Well it’s here – 2010 – a new decade begins. What will we resolve to do this year?  Will it be the same as last year?  Will we be able to actually follow through on our resolutions? I’ll once again make a conscience effort to exercise more, eat healthier, and read my Bible on a daily basis. How else will I feel better, have more energy and live a longer, better quality of life? 

Another resolution I am personally going to make to myself is to become a better listener. I’ve always been lacking in that capacity. Sure, by the grace of God I am able to hear, but I very seldom really listen. It has been said that when it comes to the similarities between listening and hearing, the only one is you use your ears for both. A recent church sermon made me realize that although I have the latter perfected, I have quite a ways to go before I can say that I am a good listener. Anyone who knows me is snickering at this point, because I am a habitual interrupter. Yes, I admit it. My name is Jill and I am an interrupter. This annoying habit, I have come to learn, comes from my inability to really, truly listen.

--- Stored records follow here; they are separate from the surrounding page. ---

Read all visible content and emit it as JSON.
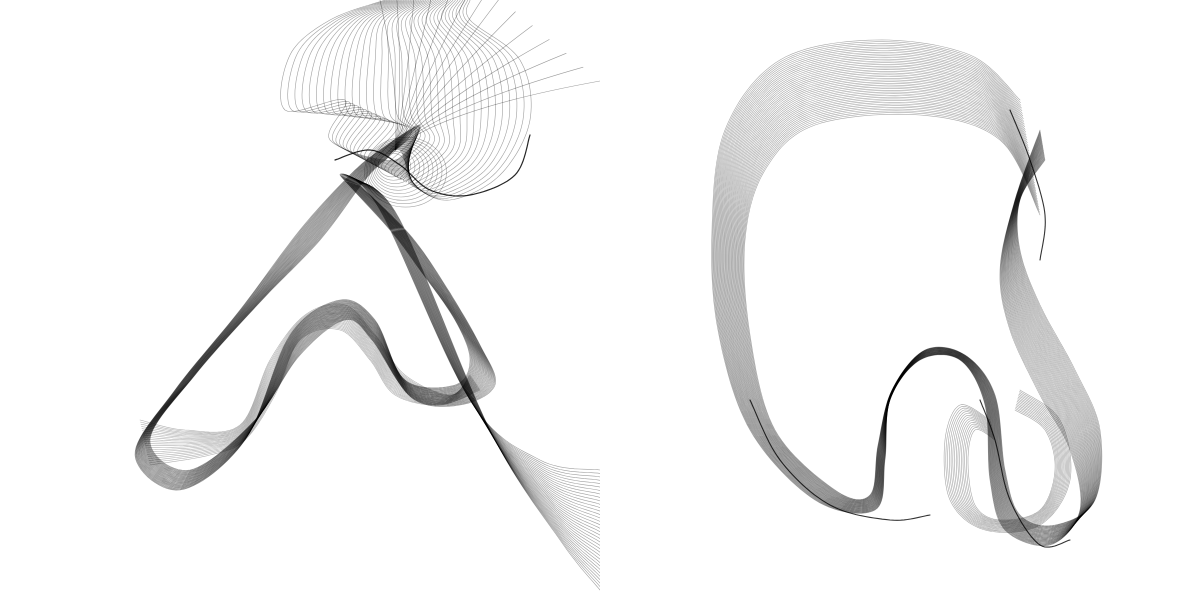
{
  "artwork": {
    "stroke_color": "#000000",
    "background_color": "#ffffff",
    "panels": [
      {
        "id": "left",
        "line_count": 36
      },
      {
        "id": "right",
        "line_count": 44
      }
    ]
  }
}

Although I do empathize when I hear, immediately my mind (which I attribute to adult ADD) begins contemplating a response. Before I can stop myself my response, opinion, answer or meaningless chatter, whichever the case may be, spills out in the middle of someone else’s dissertation.

Is there a distinct difference between hearing and listening? Definitely. Hearing is simply the act of perceiving sound by the ear. If you are not hearing-impaired, hearing just simply happens. Listening, however, is something you must consciously choose to do, thus my 2010 resolution. Unfortunately, listening requires concentration and that is where my impairment comes in making me actually “hard of listening” rather than “hard of hearing.”

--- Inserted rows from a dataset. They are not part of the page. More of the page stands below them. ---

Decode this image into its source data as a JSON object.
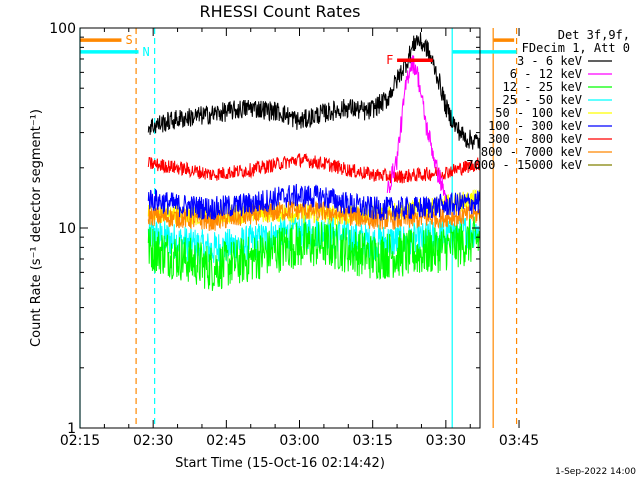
{
  "chart_data": {
    "type": "line",
    "title": "RHESSI Count Rates",
    "xlabel": "Start Time (15-Oct-16 02:14:42)",
    "ylabel": "Count Rate (s⁻¹ detector segment⁻¹)",
    "y_scale": "log",
    "ylim": [
      1,
      100
    ],
    "y_ticks": [
      {
        "v": 1,
        "label": "1"
      },
      {
        "v": 10,
        "label": "10"
      },
      {
        "v": 100,
        "label": "100"
      }
    ],
    "xlim_min": [
      135,
      217
    ],
    "x_ticks": [
      {
        "m": 135,
        "label": "02:15"
      },
      {
        "m": 150,
        "label": "02:30"
      },
      {
        "m": 165,
        "label": "02:45"
      },
      {
        "m": 180,
        "label": "03:00"
      },
      {
        "m": 195,
        "label": "03:15"
      },
      {
        "m": 210,
        "label": "03:30"
      },
      {
        "m": 225,
        "label": "03:45"
      }
    ],
    "legend_header": [
      "Det 3f,9f,",
      "FDecim 1, Att 0"
    ],
    "legend_placement": "right",
    "series": [
      {
        "name": "3 - 6 keV",
        "color": "#000000",
        "x": [
          149,
          155,
          162,
          170,
          176,
          180,
          184,
          190,
          194,
          198,
          200,
          202,
          204,
          206,
          208,
          210,
          212,
          214,
          217
        ],
        "y": [
          32,
          35,
          37,
          40,
          38,
          34,
          37,
          40,
          38,
          44,
          55,
          68,
          88,
          80,
          60,
          40,
          32,
          28,
          27
        ]
      },
      {
        "name": "6 - 12 keV",
        "color": "#ff00ff",
        "x": [
          198,
          200,
          201,
          202,
          203,
          204,
          205,
          206,
          208,
          210
        ],
        "y": [
          15,
          22,
          35,
          55,
          68,
          62,
          45,
          32,
          20,
          14
        ]
      },
      {
        "name": "12 - 25 keV",
        "color": "#00ff00",
        "x": [
          149,
          155,
          162,
          170,
          178,
          185,
          190,
          195,
          200,
          205,
          210,
          217
        ],
        "y": [
          8,
          7.2,
          6.3,
          7,
          8.2,
          8.3,
          7.8,
          7.2,
          7.4,
          7.5,
          8,
          8.8
        ]
      },
      {
        "name": "25 - 50 keV",
        "color": "#00ffff",
        "x": [
          149,
          155,
          162,
          170,
          178,
          185,
          190,
          195,
          200,
          205,
          210,
          217
        ],
        "y": [
          9.3,
          8.6,
          7.8,
          8.5,
          9.5,
          9.6,
          9,
          8.5,
          8.6,
          8.7,
          9.2,
          9.8
        ]
      },
      {
        "name": "50 - 100 keV",
        "color": "#ffff00",
        "x": [
          149,
          160,
          175,
          190,
          205,
          217
        ],
        "y": [
          12,
          11.5,
          12,
          11.5,
          12.5,
          14
        ]
      },
      {
        "name": "100 - 300 keV",
        "color": "#0000ff",
        "x": [
          149,
          155,
          162,
          170,
          178,
          185,
          190,
          195,
          200,
          205,
          210,
          217
        ],
        "y": [
          14,
          13,
          12.5,
          13.2,
          14.5,
          14.3,
          13.2,
          12.5,
          12.5,
          12.6,
          13,
          13.5
        ]
      },
      {
        "name": "300 - 800 keV",
        "color": "#ff0000",
        "x": [
          149,
          155,
          162,
          170,
          176,
          180,
          185,
          190,
          195,
          200,
          205,
          210,
          217
        ],
        "y": [
          21,
          20,
          18.5,
          19.5,
          21,
          22,
          21,
          19.5,
          18.5,
          18,
          18.5,
          19,
          21
        ]
      },
      {
        "name": "800 - 7000 keV",
        "color": "#ff8800",
        "x": [
          149,
          155,
          162,
          170,
          178,
          185,
          190,
          195,
          200,
          205,
          210,
          217
        ],
        "y": [
          11.5,
          11.2,
          10.8,
          11.5,
          12.3,
          12.1,
          11.5,
          11,
          11,
          11.1,
          11.3,
          11.7
        ]
      },
      {
        "name": "7000 - 15000 keV",
        "color": "#808000",
        "x": [],
        "y": []
      }
    ],
    "markers": {
      "vertical_lines": [
        {
          "m": 135,
          "color": "#00ffff",
          "dash": false
        },
        {
          "m": 146.5,
          "color": "#ff8800",
          "dash": true
        },
        {
          "m": 150.3,
          "color": "#00ffff",
          "dash": true
        },
        {
          "m": 211.3,
          "color": "#00ffff",
          "dash": false
        },
        {
          "m": 219.7,
          "color": "#ff8800",
          "dash": false
        },
        {
          "m": 224.5,
          "color": "#ff8800",
          "dash": true
        }
      ],
      "bars": [
        {
          "label": "S",
          "color": "#ff8800",
          "m0": 135,
          "m1": 143.5,
          "y": 87
        },
        {
          "label": "N",
          "color": "#00ffff",
          "m0": 135,
          "m1": 147,
          "y": 76
        },
        {
          "label": "",
          "color": "#ff8800",
          "m0": 219.8,
          "m1": 224,
          "y": 87
        },
        {
          "label": "",
          "color": "#00ffff",
          "m0": 211.4,
          "m1": 224.5,
          "y": 76
        },
        {
          "label": "F",
          "color": "#ff0000",
          "m0": 200,
          "m1": 207.3,
          "y": 69
        }
      ]
    }
  },
  "footer": "1-Sep-2022 14:00"
}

When one really listens the brain processes meaning from words and sentences so listening leads to learning. It incorporates paying attention and focusing with the intention of understanding and responding appropriately. Most people would indicate they have excellent communication skills but when it boils down to it, people, in general enjoy hearing themselves talk. Basically, all of us want to be heard. The question is, with all the people talking, who is really listening to what is actually being said?
To instigate my resolution to unleash the power of listening, I have studied some skills to incorporate to develop better and more effective listening. I have learned one way to make certain you are listening is to repeat what is being said. This not only shows the person speaking that you are listening, but it will also ensure that you remember what was said to you later.
Another important key to listening is to pay attention to the speaker. Yet another one of my infinite character flaws is the ability to maintain eye contact and acknowledge what a person is saying as they are saying it. I realize this is a skill that must be improved in order to become an effective listener. This ensures both you and the speaker remain on track and focused on the conversation.
Finally, it is important to be able to tune out distractions. Again, ADD comes into play, but I am convinced I can at least improve in this area. I plan to treat this aspect of listening as a challenging mental task in order to better concentrate on what is being said and not what is going on around me. In many situations that require listening, there are other people present, noises resounding and a host of other possible distractions. Eliminating them may in some cases be impossible. Focusing on them, however, is a choice and may require diligence.
Overall, I am convinced to become a more effective listener, I must open my ears, shut my mouth, and open my heart. Maybe when I start truly listening to what people are saying verses simply hearing them, I will learn a lot, and maybe even something about myself in the process.